In Teilen kann ich ihrem Richterspruch über dieses Werk folgen. Ihre Kritik spiegelt aber nicht minder den Zeitgeist wieder. Sie erhebt den moralischen Zeigefinger. Lars von Trier nimmt sich die Freiheit, sich über seinem Publikum zu erbrechen. Da sitzen die Zuschauer nun in ihren beschmutzen weissen Westen und riechen nach Kotze. Kein Mitleid, keine Opferperspektive, kein moralinsaures Geschwätztheater. Vielleicht ist dieser Film ein Kamikazeflug, vielleicht aber auch ein herrlich ehrliches Werk, dass einem ganz bestimmten Teil der menschlichen Natur sehr nahe kommt.

Urs · 15.05.2018

Herr Kurz,

Sie haben Ihre Rezension scheinbar noch im Delirium geschrieben,
dass der Film bei einigen erzeugt hat, aber etwas mehr Abstand wird
Ihnen vielleicht offenbaren, dass nicht alles was Ihnen so pervers
und abstoßend an dem Film erscheint unbedingt den Ursprung bei
Herr Trier hat. Serienmorde, Sadismus, Gewalt gegen Frauen sind
leider Teil unserer Realität und in der Kunst "ein alter Hut" sozusagen.
Sie projezieren geradezu alles Übel, dass der Film thematisiert, auf
den Autor. Vergleichen Sie den Film mit "Das Parfüm" und fragen
Sie sich: Hat Patrick Süskind die Opfer des Mörders mit mehr
Dimensionen ausgestattet als Lars von Trier ? Ist es soviel abartiger
aus Frauen ein Haus herzustellen als ein Parfüm ? Alles ist relativ,
besonders in der Kunst.

Grundsätzlich ist es legitim, dass sich Herr Trier dafür entschieden
hat aus den Perspektive des Täters zu erzählen, die wahrscheinlich
auch verzerrt ist. Muss man denn immer aus der Opferperspektive erzählen
um große Kunst zu schaffen ? Auch "Monster" mit Charlize Theron
war aus der Täter-Perspektive heraus erzählt und zeigte sogar
große Sympathie für die Mörderin, aber das regte niemanden auf.
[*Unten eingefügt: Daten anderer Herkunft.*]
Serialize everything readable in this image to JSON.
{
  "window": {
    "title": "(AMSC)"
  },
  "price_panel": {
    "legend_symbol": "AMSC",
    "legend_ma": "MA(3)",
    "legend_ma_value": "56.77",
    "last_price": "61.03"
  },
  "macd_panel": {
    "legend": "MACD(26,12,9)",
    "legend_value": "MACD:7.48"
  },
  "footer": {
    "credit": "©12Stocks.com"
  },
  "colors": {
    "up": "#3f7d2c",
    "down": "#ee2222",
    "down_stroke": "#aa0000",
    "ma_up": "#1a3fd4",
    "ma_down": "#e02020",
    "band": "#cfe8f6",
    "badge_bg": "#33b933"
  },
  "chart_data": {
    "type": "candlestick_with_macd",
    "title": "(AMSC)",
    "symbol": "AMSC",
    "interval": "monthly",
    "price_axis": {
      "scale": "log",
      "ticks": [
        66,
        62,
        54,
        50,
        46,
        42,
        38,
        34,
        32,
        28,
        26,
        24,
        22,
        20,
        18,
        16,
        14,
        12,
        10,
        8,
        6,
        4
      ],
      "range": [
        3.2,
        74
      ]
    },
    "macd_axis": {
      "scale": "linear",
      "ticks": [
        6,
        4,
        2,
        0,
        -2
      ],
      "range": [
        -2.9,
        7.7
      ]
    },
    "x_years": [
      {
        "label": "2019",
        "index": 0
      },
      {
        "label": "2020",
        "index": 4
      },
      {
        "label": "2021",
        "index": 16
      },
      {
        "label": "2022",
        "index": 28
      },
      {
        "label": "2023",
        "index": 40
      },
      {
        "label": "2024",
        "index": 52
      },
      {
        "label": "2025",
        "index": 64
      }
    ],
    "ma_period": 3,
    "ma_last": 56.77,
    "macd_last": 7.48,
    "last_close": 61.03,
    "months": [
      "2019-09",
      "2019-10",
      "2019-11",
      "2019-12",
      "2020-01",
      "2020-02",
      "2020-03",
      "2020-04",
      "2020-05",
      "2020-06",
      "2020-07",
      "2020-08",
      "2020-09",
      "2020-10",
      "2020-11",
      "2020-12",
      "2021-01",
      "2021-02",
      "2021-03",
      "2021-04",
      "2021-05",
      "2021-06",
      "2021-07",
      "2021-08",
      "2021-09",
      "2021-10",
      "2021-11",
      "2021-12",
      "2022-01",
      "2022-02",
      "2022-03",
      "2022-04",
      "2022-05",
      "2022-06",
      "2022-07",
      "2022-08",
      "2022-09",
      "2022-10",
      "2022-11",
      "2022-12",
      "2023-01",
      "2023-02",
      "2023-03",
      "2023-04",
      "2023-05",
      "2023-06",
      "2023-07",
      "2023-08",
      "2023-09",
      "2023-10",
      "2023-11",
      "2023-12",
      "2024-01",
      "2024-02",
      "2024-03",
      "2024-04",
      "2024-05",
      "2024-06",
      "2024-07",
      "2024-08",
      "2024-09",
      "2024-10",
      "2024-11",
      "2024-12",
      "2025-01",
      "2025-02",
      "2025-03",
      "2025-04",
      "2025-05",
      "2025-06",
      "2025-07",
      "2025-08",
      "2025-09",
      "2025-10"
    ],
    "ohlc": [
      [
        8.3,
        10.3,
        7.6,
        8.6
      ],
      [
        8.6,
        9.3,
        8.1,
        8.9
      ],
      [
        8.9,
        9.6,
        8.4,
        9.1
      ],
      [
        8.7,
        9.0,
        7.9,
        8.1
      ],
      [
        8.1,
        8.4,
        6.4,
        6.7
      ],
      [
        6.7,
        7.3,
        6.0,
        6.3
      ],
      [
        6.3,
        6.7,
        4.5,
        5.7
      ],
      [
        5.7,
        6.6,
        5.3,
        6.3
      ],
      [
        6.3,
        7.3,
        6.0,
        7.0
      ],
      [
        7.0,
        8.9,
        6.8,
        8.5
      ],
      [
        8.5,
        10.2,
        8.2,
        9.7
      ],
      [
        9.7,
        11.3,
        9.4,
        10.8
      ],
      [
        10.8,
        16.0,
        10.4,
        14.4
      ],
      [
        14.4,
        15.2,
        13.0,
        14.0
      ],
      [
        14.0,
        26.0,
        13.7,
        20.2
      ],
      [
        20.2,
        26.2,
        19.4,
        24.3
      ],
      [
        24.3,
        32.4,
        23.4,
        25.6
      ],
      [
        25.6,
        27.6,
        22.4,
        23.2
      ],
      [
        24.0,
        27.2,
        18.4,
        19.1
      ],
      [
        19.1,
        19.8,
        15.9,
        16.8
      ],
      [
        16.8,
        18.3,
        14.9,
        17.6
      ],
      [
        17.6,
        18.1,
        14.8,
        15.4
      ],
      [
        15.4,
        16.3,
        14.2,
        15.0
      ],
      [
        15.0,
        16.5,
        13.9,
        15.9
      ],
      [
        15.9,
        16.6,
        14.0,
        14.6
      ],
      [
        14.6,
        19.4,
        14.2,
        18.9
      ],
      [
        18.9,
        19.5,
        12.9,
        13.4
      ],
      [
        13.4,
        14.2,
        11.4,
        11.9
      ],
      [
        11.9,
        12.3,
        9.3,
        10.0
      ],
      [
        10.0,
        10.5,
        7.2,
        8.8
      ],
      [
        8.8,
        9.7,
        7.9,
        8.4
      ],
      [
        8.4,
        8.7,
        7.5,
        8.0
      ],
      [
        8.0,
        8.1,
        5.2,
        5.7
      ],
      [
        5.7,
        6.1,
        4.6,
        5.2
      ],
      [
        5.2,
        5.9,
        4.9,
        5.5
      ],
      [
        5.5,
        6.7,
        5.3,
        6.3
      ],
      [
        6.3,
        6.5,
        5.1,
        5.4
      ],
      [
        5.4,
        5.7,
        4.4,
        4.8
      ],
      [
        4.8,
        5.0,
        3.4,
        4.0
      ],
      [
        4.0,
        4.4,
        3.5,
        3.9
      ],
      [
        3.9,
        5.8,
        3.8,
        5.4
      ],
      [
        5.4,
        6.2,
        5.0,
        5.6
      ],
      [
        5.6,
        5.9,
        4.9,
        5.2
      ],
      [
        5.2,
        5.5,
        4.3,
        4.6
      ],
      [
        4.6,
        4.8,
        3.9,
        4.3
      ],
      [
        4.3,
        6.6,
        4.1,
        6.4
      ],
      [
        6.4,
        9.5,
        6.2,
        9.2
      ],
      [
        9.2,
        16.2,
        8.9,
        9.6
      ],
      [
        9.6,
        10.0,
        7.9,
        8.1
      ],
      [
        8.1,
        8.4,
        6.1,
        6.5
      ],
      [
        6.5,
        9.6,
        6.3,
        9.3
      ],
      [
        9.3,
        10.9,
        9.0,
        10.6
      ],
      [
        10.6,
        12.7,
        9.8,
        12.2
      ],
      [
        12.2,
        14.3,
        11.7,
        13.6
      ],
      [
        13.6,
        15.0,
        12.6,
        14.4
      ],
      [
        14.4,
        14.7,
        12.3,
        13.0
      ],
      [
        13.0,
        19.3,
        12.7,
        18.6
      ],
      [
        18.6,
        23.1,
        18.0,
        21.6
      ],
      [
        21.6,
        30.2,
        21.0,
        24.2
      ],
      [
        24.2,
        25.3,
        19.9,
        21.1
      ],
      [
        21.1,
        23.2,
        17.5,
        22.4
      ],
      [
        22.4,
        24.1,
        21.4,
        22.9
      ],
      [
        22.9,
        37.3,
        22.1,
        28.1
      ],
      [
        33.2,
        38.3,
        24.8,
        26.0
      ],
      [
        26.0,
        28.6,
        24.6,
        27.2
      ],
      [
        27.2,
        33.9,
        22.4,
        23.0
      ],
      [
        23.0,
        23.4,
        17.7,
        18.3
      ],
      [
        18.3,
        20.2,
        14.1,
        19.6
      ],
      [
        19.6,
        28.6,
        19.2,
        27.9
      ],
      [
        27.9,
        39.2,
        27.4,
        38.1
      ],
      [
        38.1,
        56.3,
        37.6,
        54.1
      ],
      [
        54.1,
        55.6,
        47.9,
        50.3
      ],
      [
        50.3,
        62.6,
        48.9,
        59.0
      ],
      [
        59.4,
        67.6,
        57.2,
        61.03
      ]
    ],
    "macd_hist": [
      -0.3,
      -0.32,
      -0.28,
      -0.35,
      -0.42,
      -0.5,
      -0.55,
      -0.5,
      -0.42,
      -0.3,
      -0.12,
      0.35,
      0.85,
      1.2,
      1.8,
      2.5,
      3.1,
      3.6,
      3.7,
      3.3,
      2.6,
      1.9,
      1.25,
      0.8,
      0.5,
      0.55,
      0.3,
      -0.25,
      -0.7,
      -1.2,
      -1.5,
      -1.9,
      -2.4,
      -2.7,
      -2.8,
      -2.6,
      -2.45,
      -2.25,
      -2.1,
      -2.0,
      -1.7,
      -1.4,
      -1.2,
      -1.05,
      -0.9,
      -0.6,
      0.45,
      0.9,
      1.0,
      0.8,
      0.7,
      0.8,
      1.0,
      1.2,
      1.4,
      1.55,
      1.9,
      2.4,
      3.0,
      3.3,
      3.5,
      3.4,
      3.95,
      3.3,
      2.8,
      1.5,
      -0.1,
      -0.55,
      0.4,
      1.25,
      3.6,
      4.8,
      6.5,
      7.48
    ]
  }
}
Ich persönlich bin schon froh, dass es kein Film zu sein scheint, der
dieses Phänomen verharmlost, sondern die Psychopathologie
des Täters relativ akkurat darzustellen scheint: Die Täter sind
eben oft Narzissten und Sadisten, die gerne Tiere quälten und später
Frauen. Einige sahen sich wirklich als Vollstrecker großer Pläne,
Sammler oder Künstler, wie z.B. der bizarre Fall von Jeffrey Dahmer zeigt.
Nichts von den Perversionen, die dieser Film zeigt, hat nicht ein
Vorbild in der Realität - und er wird meistens leider übertroffen.

Ihre Form der 'biographischen Filmkritik' scheint mir den
Künstler zu sehr in den Mittelpunkt zu stellen und zu wenig
sein Thema, welches er angemessener bearbeitet hat, als
einige bereit sind zuzugeben, weil es nach #MeToo nicht
'empowering' genug ist...oder warum auch immer.
Der Film hat aber von der seriösen Filmkritik auch
sehr positive Resonanz bekommen und wird als
Kunstwerk anerkannt und nicht nur als Symptom von
Herr Triers Geisteszustand.

Ich werde mir den Film auf jeden Fall gerne ansehen.